I think with the statement that the state of the game is now "Satisfactory" that CD_Projekt Red is now done with trying to fix the game further.
Absolutely untrue.
This statement is more of a milestone. When work on the game is done, it will be announced. I'd say we are still years from a final version. Instead, I'd interpret this to mean: "We've got things in a pretty good place. Yes, there are still some issues that need to be addressed, but the time has come move forward with the game." (And that most likely means DLC content, expansion quests, new mechanics, etc.)
Although it makes sense from a developing perspective regarding efficiency and time management, it this is the case with this game, then it either means the code is really bad and any minor tweak on any platform generates a "butterfly effect" on the game engine, messing up the rest of the code, or the game engine and coding is ok but they prioritize other things besides the rendering process.
Let's be real here, they don't need "three completely separate studios" to manage the optimisation of the game. They need 3 internal teams handling the optimisation.
There are countless exemples of game studios who can manage succesfully the optimisation across different platforms with totally different results of graphics between PC and the rest, regarding texture, draw distance, fps, RTX on or off. We are talking about AAA studios, not some indie devs of 10 people. This argument does not stand it's ground too well in my opinion.
I think you're missing the focus behind what I was saying. When a game uses an engine, regardless of how many different platforms it is released on, I'm not going to make foundational changes to the engine specifically for
only one platform. I may make certain
tweaks to the engine if, saaay, the console has trouble streaming lighting data from more than 5 simultaneous sources. So, I'll limit max number of shadows to 4 on that console version to ensure there are no graphical issues with shadows. (Yup -- that might not look as cool as it did in a prior version, but it was necessary to do as it was a limitation of the hardware. Can't leave it at a higher setting without issues.)
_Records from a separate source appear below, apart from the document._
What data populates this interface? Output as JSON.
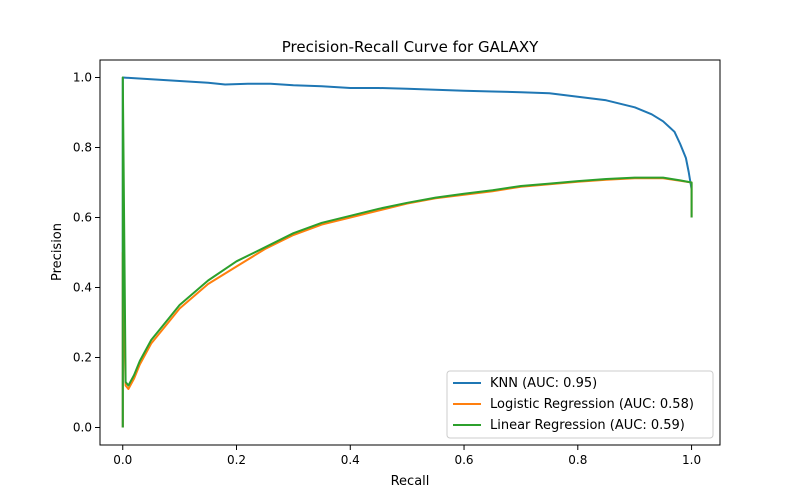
{
  "chart_data": {
    "type": "line",
    "title": "Precision-Recall Curve for GALAXY",
    "xlabel": "Recall",
    "ylabel": "Precision",
    "xlim": [
      -0.04,
      1.05
    ],
    "ylim": [
      -0.05,
      1.05
    ],
    "xticks": [
      "0.0",
      "0.2",
      "0.4",
      "0.6",
      "0.8",
      "1.0"
    ],
    "yticks": [
      "0.0",
      "0.2",
      "0.4",
      "0.6",
      "0.8",
      "1.0"
    ],
    "xtick_values": [
      0.0,
      0.2,
      0.4,
      0.6,
      0.8,
      1.0
    ],
    "ytick_values": [
      0.0,
      0.2,
      0.4,
      0.6,
      0.8,
      1.0
    ],
    "grid": false,
    "legend_position": "lower-right",
    "series": [
      {
        "name": "KNN (AUC: 0.95)",
        "color": "#1f77b4",
        "x": [
          0,
          0,
          0.05,
          0.1,
          0.15,
          0.18,
          0.22,
          0.26,
          0.3,
          0.35,
          0.4,
          0.45,
          0.5,
          0.55,
          0.6,
          0.65,
          0.7,
          0.75,
          0.8,
          0.85,
          0.9,
          0.93,
          0.95,
          0.97,
          0.98,
          0.99,
          0.995,
          1.0
        ],
        "y": [
          0.0,
          1.0,
          0.995,
          0.99,
          0.985,
          0.98,
          0.982,
          0.982,
          0.978,
          0.975,
          0.97,
          0.97,
          0.968,
          0.965,
          0.962,
          0.96,
          0.958,
          0.955,
          0.945,
          0.935,
          0.915,
          0.895,
          0.875,
          0.845,
          0.81,
          0.77,
          0.73,
          0.68
        ]
      },
      {
        "name": "Logistic Regression (AUC: 0.58)",
        "color": "#ff7f0e",
        "x": [
          0,
          0,
          0.005,
          0.01,
          0.02,
          0.03,
          0.05,
          0.08,
          0.1,
          0.15,
          0.2,
          0.25,
          0.3,
          0.35,
          0.4,
          0.45,
          0.5,
          0.55,
          0.6,
          0.65,
          0.7,
          0.75,
          0.8,
          0.85,
          0.9,
          0.95,
          0.98,
          1.0,
          1.0
        ],
        "y": [
          0.0,
          0.5,
          0.12,
          0.11,
          0.14,
          0.18,
          0.24,
          0.3,
          0.34,
          0.41,
          0.46,
          0.51,
          0.55,
          0.58,
          0.6,
          0.62,
          0.64,
          0.655,
          0.665,
          0.675,
          0.688,
          0.695,
          0.702,
          0.708,
          0.712,
          0.712,
          0.705,
          0.7,
          0.6
        ]
      },
      {
        "name": "Linear Regression (AUC: 0.59)",
        "color": "#2ca02c",
        "x": [
          0,
          0,
          0.005,
          0.01,
          0.02,
          0.03,
          0.05,
          0.08,
          0.1,
          0.15,
          0.2,
          0.25,
          0.3,
          0.35,
          0.4,
          0.45,
          0.5,
          0.55,
          0.6,
          0.65,
          0.7,
          0.75,
          0.8,
          0.85,
          0.9,
          0.95,
          0.98,
          1.0,
          1.0
        ],
        "y": [
          0.0,
          1.0,
          0.13,
          0.12,
          0.15,
          0.19,
          0.25,
          0.31,
          0.35,
          0.42,
          0.475,
          0.515,
          0.555,
          0.585,
          0.605,
          0.625,
          0.642,
          0.657,
          0.668,
          0.678,
          0.69,
          0.697,
          0.704,
          0.71,
          0.714,
          0.714,
          0.706,
          0.7,
          0.6
        ]
      }
    ]
  }
}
However, if I'm dealing with a much more foundational change, like, saaay, the way that I'm compressing the game's data packages and the way the engine will load that data into RAM when it's called for, I'm not going to make a change like that for only one platform version of the game. It will fundamentally change the way the game works at a core level, and that change will affect every subsequent issue that may crop up. So, if on PC, the data packages are compressed as individual .json files or something by object category...and instead I decide it may work better overall if we compress specific packages by game
area instead...that will alter the way that information loads completely. If I do it by category on PC, but by area on on console, there's no longer any relationship in how each version is running. A bug that appears and is fixed for PC may never even appear on consoles. A bug that looks similar and appears on both platforms may be caused by two completely different things, and it will take me forever to track down where each of them lies, as I need to hunt it down twice. A bug that does exist on both builds may not be solvable on one, and it will require that platform version to undergo another, foundational change -- further increasing the disparity between the two builds. Eventually, this will mean that I basically need totally separate teams to handle each version, and work overall will be much, much slower.
A much more efficient way of doing this is to handle any fundamental changes to game functionality universally. An all-encompassing approach to how the game functions at its core, then balancing changes for various platforms within that framework. (From what I've always seen, this is usually done on PC first, then adapted and scaled for consoles. Hence, if a change like that is made to an engine, it's almost never a matter of getting it to work on this or that particular platform -- it's a situation that has been identified as inherently flawed -- or someone happens to come up with a much better approach -- or there's new options provided by advancements in things like drivers, etc. It's simply the best way of fixing an issue or handling things better across the board. It is counter-productive to take things in multiple different directions at the same time.)